Com a justificativa de acelerar o processo, o governo do estado resolveu entregar a obra e a elaboração do projeto para a iniciativa privada. No dia 28 de novembro de 2024, a empresa de infraestrutura EcoRodovias ganhou a concessão da Nova Raposo com uma proposta de R$ 2,19 bilhões. O leilão, que ocorreu na B3 (a Bola de Valores de São Paulo), foi marcado pelo protesto do movimento “Nova Raposo, Não!”, formado por representantes de associações de moradores da região do Butantã, Granja Viana e da cidade de Cotia.
Em entrevista à IstoÉ, Fabíola Lago, coordenadora do movimento “Nova Raposo, Não!”, classificou a obra como um “anteprojeto” do governo, pois vai na contramão “de todos os países que atuam contra a crise climática, desestimulando o uso individual do automóvel e estimulando o transporte de massa”.
Fabíola explicou que 0 trecho de São Paulo até Cotia deixou de ser apenas uma rodovia há muitos anos e acabou se tornando uma grande avenida repleta de bairros. “O anteprojeto vai pegar sete parques municipais com ao menos oito córregos e diversas nascentes importantes, além do Parque Estadual Juquitiba. Haverá a destruição do corredor maravilhoso de árvores que tem no Butantã, considerado um dos bairros mais arborizados de São Paulo, e trará uma infraestrutura cinza para a região”, afirmou.
Impactos
Sérgio Reze, representante da associação dos moradores do Parque da Previdência, corrobora o entendimento de Fabíola e ressaltou que os possíveis impactos da obra não foram apresentados à população. “As autoridades dizem que em uma etapa posterior deve ser feito o Estudo de Impacto Ambiental, mas o trecho da rodovia já foi concedido para a iniciativa privada, o que é muito estranho”, disse.

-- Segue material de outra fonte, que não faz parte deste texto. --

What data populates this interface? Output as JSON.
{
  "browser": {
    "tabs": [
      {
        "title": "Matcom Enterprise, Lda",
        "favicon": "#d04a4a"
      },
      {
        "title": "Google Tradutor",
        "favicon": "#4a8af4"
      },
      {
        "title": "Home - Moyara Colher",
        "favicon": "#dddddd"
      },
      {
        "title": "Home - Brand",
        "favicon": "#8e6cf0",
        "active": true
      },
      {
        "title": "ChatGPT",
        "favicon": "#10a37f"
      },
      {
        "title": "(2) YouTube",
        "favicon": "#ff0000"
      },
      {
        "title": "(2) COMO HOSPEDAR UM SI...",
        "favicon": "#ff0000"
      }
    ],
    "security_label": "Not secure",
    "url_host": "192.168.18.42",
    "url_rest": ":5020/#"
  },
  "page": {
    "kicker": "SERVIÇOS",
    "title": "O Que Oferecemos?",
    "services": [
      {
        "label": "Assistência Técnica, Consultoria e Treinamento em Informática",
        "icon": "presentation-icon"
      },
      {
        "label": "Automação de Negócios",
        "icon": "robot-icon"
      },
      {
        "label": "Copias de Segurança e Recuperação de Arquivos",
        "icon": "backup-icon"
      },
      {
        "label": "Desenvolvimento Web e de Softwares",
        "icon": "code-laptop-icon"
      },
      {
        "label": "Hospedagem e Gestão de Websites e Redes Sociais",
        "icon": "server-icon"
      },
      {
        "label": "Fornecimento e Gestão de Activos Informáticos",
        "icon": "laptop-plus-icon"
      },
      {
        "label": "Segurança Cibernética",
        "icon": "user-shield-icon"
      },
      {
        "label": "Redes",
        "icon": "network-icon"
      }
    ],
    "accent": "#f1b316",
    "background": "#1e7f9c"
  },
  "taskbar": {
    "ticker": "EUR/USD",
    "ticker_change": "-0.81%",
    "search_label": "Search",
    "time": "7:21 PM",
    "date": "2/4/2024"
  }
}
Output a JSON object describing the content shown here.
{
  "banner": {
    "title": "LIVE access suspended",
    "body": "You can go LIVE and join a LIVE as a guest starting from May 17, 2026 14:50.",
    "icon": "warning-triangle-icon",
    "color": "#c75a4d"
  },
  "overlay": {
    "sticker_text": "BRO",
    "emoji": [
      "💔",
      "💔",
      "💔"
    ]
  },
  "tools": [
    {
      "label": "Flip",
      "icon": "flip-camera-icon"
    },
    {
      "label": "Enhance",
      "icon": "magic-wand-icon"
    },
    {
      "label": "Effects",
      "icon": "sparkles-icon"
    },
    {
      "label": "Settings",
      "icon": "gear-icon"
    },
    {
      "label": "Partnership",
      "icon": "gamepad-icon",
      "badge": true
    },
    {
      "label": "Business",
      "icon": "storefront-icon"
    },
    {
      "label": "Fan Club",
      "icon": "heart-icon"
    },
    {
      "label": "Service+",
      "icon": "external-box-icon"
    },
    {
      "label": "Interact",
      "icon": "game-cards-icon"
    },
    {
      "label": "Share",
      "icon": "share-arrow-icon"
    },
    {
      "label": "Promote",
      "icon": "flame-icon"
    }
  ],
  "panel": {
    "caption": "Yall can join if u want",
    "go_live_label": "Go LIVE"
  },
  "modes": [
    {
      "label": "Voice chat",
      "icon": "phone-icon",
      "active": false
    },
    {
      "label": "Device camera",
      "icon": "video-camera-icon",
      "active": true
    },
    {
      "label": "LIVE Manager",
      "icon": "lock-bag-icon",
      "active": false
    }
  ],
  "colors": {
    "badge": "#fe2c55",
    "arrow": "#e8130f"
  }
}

Um levantamento feito pela Mira Pesquisa, empresa contratada pelo movimento, apontou que 63% dos entrevistados desconhecem a proposta do governo estadual. Já, entre os que afirmaram ter conhecimento sobre o caso, 69% responderam que a iniciativa vai causar impacto na vida da população. Desse total, 30% disseram que o principal efeito deve ser o desmatamento e redução dos parques. Outros 23% apontaram melhorias no trânsito como fator primordial. Já 20% destacaram o impacto financeiro com a criação de novo pedágios, 14%, desapropriação de moradias, e 13%, piora na saúde devido a mais poluição.
Referência no debate sobre Planos Diretores, o vereador Nabil Bonduki (PT) – que também é arquiteto e urbanista – afirmou à IstoÉ que o projeto estimula o uso de carro e emissão de gases poluentes. Para ele, a solução a curto prazo seria o investimento em corredores de ônibus, no intuito de facilitar o transporte da população para a estação Butantã do Metrô.
Além dos gases poluentes, Bonduki teme consequências devido à retirada da vegetação local, pois será preciso “fazer grandes obras de contenção de movimento de terra, porque existe um desnível grande entre a rodovia e as vias paralelas e laterais”, explicou.
Rafael Castelo, professor de engenharia civil da PUCSP (Pontifícia Universidade Católica de São Paulo) tem posição intermediária. Diz entender que é necessário observar como a rodovia deve entrar na malha urbana e se integrar à urbanização da cidade. Porém ressaltou que tanto o governo estadual quanto a Prefeitura de São Paulo fazem “a lição de casa” investindo no transporte público. “Penso que são esforços conjuntos e contínuos, de atender sim sistemas rodoviários que facilitam a logística urbana conjuntamente com ampliação do transporte publico”, acrescentou.
Iniciativa política
O movimento “Nova Raposo, Não!” aponta falta de diálogo com o poder público. Por conta disso, solicitou audiências públicas que, segundo o grupo, não aconteceram. Então resolveram fazer uma iniciativa na Alesp (Assembleia Legislativa de São Paulo). O caso chegou ao conhecimento do deputado estadual Enio Tatto (PT), que convocou uma audiência pública, realizada no dia 4 de dezembro, depois da concessão do projeto à iniciativa privada.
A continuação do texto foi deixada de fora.